孫はおじいちゃんからのお金を期待できないことに気づくと、自分が誘拐されて、身代金としておじいちゃんからお金を奪うことを考えます。つまり、偽装誘拐です。

第一話はここで終わります。

実話に基づく世界一有名な誘拐事件ということで、今後の展開が楽しみです。

「TRUST(トラスト)」のみどころ

「TRUST(トラスト)」は石油王のお金持ちというところが注目されがちかもしれませんが、時代が1970年代ということで、当時の建築やファッションも見どころの1つだと思います。

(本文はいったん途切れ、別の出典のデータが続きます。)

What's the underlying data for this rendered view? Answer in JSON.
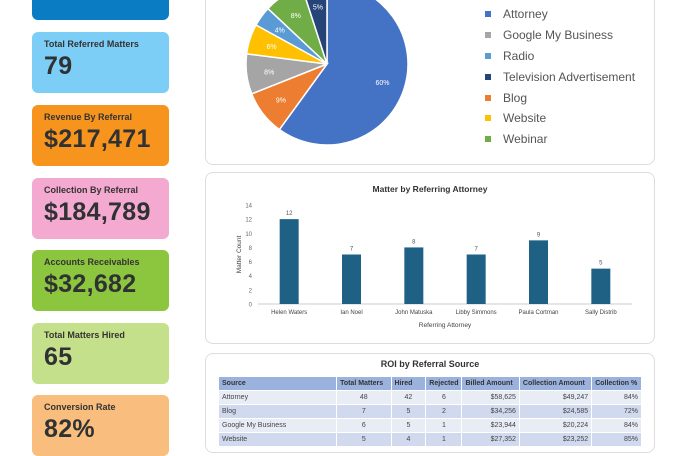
{
  "cards": [
    {
      "label": "",
      "value": "",
      "color": "#0a7cc4"
    },
    {
      "label": "Total Referred Matters",
      "value": "79",
      "color": "#7dcef7"
    },
    {
      "label": "Revenue By Referral",
      "value": "$217,471",
      "color": "#f7941d"
    },
    {
      "label": "Collection By Referral",
      "value": "$184,789",
      "color": "#f4a9d0"
    },
    {
      "label": "Accounts Receivables",
      "value": "$32,682",
      "color": "#8cc63f"
    },
    {
      "label": "Total Matters Hired",
      "value": "65",
      "color": "#c5e08a"
    },
    {
      "label": "Conversion Rate",
      "value": "82%",
      "color": "#f9bd7e"
    }
  ],
  "chart_data": [
    {
      "type": "pie",
      "legend_position": "right",
      "slices": [
        {
          "name": "Attorney",
          "value": 60,
          "label": "60%",
          "color": "#4472c4"
        },
        {
          "name": "Blog",
          "value": 9,
          "label": "9%",
          "color": "#ed7d31"
        },
        {
          "name": "Google My Business",
          "value": 8,
          "label": "8%",
          "color": "#a5a5a5"
        },
        {
          "name": "Website",
          "value": 6,
          "label": "6%",
          "color": "#ffc000"
        },
        {
          "name": "Radio",
          "value": 4,
          "label": "4%",
          "color": "#5b9bd5"
        },
        {
          "name": "Webinar",
          "value": 8,
          "label": "8%",
          "color": "#70ad47"
        },
        {
          "name": "Television Advertisement",
          "value": 5,
          "label": "5%",
          "color": "#264478"
        }
      ],
      "legend": [
        "Attorney",
        "Google My Business",
        "Radio",
        "Television Advertisement",
        "Blog",
        "Website",
        "Webinar"
      ]
    },
    {
      "type": "bar",
      "title": "Matter by Referring Attorney",
      "xlabel": "Referring Attorney",
      "ylabel": "Matter Count",
      "categories": [
        "Helen Waters",
        "Ian Noel",
        "John Matuska",
        "Libby Simmons",
        "Paula Cortman",
        "Sally Distrib"
      ],
      "values": [
        12,
        7,
        8,
        7,
        9,
        5
      ],
      "ylim": [
        0,
        14
      ],
      "yticks": [
        0,
        2,
        4,
        6,
        8,
        10,
        12,
        14
      ],
      "color": "#1f6184",
      "grid": false
    }
  ],
  "table": {
    "title": "ROI by Referral Source",
    "headers": [
      "Source",
      "Total Matters",
      "Hired",
      "Rejected",
      "Billed Amount",
      "Collection Amount",
      "Collection %"
    ],
    "rows": [
      [
        "Attorney",
        "48",
        "42",
        "6",
        "$58,625",
        "$49,247",
        "84%"
      ],
      [
        "Blog",
        "7",
        "5",
        "2",
        "$34,256",
        "$24,585",
        "72%"
      ],
      [
        "Google My Business",
        "6",
        "5",
        "1",
        "$23,944",
        "$20,224",
        "84%"
      ],
      [
        "Website",
        "5",
        "4",
        "1",
        "$27,352",
        "$23,252",
        "85%"
      ]
    ]
  }
}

実際、孫のジョン・ポール・ゲティ3世やその友達のファッションは70代ヒッピーファッションそのものですし、髪型もすごくオシャレです。

音楽も当時流行ったロックが流れます。

イタリアの富豪の話なので、イタリア建築の美しさも再現されています。

個人的に面白いなと思ったのは、1話でポール・ゲティ1世が孫に石油ビジネスについて海の上で説明しているシーンです。

お金持ちの悩みなのか、税金を払わなくて済むようなビジネス展開を思いつき、それを孫に図に描いて説明しています。

まず、ゲティ信託を作る。そして、船舶に投資した金で石油を買う。さらに船を買って、石油はその船で運ぶ。精油所に投資した金で自分の石油を精製する。ガソリンスタンドに投資すれば、金を払わずに自分の精油所からガソリンを仕入れられる。信託にある金でホテルに投資すれば従業員を泊められる。それらを蜘蛛の巣のように結びつけて拡大させていく。まるで自立システムように。1セントも利益が出ないから税金を1セントも払わない。ゲティ石油は赤字経営にしていることにカギがある。

こんな感じのことを孫に語っていました。

でも、孫はおじいちゃんのお金を狙っているので、ゲティ信託に利益を残してほしいと思っているのですが。

70年代も今も、金持ちの興味は「金儲け」と「節税」にあるようです。